USD 410 this year is implementing a science, technology, engineering, and mathematics (STEM) initiative called Project Lead the Way into its middle and elementary schools. The change is slow in coming.

“It’s gonna happen, we’ve just gotta make it happen,” elementary school principal Evan Yoder said. “Since it’s so new, teachers are still trying to wrap their hands around it. The only teachers that have been trained (in the PLTW curriculum) are the two that went to training this summer.”

That isn’t to say, however, that technology isn’t being incorporated. The district purchased more iPads for the elementary school to use in order to better prepare students for the middle school level, when they’ll be loaned laptops for yearly use. The additional 25 iPads brings the school’s total to around 50.

“The iPads are a great way to introduce kids to the technology,” Yoder said. “The programs are really something. They attract kids’ attention and really hold it.

“It’s something the kids want to have in their hands. It’s made a big impact.”

Hillsboro students have had access to technology for years. Their Lenovo Thinkpad laptops are more expensive and have higher computing power than Chromebooks.

Hillsboro High School principal Max Heinrichs said his students are on year two of their second three-year stint with the machines they’re using. He said he would consider switching from laptops to Chromebooks when the decision time comes.

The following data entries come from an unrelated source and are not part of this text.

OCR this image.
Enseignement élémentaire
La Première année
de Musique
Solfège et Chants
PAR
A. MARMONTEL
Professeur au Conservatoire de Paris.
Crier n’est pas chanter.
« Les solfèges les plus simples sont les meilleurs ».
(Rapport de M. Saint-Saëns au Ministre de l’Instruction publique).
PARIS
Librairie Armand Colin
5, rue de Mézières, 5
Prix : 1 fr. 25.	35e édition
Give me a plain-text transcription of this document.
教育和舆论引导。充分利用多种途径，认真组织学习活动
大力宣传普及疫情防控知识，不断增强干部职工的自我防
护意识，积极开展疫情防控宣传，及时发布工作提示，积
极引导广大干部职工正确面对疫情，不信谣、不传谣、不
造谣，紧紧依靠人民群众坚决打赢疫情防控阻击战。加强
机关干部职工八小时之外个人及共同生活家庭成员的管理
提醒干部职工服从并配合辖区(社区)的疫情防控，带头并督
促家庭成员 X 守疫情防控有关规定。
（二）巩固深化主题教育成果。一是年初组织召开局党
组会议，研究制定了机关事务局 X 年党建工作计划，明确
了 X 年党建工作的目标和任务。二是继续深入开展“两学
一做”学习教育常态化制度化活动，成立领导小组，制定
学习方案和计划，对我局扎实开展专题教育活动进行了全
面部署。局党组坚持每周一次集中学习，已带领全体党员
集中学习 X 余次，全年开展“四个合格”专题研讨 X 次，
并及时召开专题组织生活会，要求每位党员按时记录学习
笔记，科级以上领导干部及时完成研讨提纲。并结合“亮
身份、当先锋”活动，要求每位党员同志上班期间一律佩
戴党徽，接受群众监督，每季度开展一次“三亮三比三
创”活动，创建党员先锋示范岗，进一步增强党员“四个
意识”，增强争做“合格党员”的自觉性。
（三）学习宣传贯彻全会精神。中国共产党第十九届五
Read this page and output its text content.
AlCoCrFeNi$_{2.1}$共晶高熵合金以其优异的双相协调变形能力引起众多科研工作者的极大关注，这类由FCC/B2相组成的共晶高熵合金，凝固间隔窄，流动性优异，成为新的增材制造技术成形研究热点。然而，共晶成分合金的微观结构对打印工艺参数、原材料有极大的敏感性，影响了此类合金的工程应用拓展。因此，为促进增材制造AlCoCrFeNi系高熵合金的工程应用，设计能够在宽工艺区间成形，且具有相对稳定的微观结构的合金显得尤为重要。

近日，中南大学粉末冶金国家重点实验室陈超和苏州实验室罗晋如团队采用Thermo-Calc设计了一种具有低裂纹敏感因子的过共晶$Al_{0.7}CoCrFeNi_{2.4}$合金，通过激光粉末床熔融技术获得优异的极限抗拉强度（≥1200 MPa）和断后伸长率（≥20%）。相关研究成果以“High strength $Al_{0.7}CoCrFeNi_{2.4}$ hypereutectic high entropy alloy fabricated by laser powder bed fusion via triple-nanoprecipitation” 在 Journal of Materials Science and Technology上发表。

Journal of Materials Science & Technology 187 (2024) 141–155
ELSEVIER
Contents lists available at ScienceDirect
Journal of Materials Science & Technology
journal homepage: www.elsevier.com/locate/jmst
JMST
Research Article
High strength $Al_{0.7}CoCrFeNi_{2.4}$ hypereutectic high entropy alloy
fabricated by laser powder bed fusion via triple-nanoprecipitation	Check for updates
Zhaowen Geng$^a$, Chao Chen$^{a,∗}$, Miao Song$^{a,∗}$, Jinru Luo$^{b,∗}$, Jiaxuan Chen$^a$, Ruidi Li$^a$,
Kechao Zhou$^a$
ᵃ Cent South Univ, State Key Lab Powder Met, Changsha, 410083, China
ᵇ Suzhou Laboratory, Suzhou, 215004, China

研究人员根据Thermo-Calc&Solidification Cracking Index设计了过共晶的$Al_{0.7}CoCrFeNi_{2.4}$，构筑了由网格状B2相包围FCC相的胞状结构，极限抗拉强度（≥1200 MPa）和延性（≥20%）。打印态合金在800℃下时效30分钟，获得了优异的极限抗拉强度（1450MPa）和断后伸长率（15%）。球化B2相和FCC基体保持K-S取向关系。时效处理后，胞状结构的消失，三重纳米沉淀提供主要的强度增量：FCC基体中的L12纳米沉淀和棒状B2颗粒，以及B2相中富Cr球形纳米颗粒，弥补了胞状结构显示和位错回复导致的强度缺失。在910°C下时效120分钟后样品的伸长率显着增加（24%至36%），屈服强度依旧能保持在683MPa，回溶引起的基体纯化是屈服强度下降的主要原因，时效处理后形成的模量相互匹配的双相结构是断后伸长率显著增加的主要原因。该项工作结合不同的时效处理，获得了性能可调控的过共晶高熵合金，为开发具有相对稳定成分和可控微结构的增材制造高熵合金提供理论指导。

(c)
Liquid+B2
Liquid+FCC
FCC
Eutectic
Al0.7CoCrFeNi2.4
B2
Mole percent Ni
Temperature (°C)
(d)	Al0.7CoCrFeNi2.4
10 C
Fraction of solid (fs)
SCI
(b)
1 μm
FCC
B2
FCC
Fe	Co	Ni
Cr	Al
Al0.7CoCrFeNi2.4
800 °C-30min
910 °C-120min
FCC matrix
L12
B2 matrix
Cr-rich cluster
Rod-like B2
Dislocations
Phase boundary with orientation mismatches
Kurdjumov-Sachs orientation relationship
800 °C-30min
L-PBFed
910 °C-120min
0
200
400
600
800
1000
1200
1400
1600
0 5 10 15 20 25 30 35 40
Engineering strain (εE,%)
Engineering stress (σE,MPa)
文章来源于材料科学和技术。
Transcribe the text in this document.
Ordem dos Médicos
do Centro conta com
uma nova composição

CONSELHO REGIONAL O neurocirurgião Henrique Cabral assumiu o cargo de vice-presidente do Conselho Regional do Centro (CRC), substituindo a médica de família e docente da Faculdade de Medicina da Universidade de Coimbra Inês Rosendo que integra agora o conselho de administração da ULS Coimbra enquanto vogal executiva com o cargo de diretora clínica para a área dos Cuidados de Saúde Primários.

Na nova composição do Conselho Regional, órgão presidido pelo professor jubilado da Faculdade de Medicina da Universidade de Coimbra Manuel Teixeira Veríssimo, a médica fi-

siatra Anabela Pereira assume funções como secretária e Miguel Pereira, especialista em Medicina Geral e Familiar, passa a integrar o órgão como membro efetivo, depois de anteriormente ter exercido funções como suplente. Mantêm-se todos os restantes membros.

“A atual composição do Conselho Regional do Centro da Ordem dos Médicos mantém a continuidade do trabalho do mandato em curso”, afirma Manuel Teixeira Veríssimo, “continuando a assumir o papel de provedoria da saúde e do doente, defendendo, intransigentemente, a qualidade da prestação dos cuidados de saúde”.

“We want to see if it does what we want to do,” he said. “It’s definitely something to consider as we move into our third round of purchases.”

Hillsboro schools have implemented Project Lead the Way curriculum in grades eight and below, after a full incorporation into the high school curriculum last year.

The biggest change in the classroom might be who the expert in the room has become — and no, it’s not the students.

“The expert in the room is now the computer,” Heinrichs said. “You can Google anything.”

For Heinrichs, the biggest benefit is giving students access to a valuable learning tool at class and at home, something both laptops and Chromebooks provide.

“You can use it when you need it,” he said. “It’s not going to make your students better that don’t want to be better.”

As the students and teachers both adjust and learn how to use the machines to their benefit, the consensus is technology has given students a boost and made things quicker and less cluttered.

“We would never go back,” Heinrichs said. “It’s a great tool.”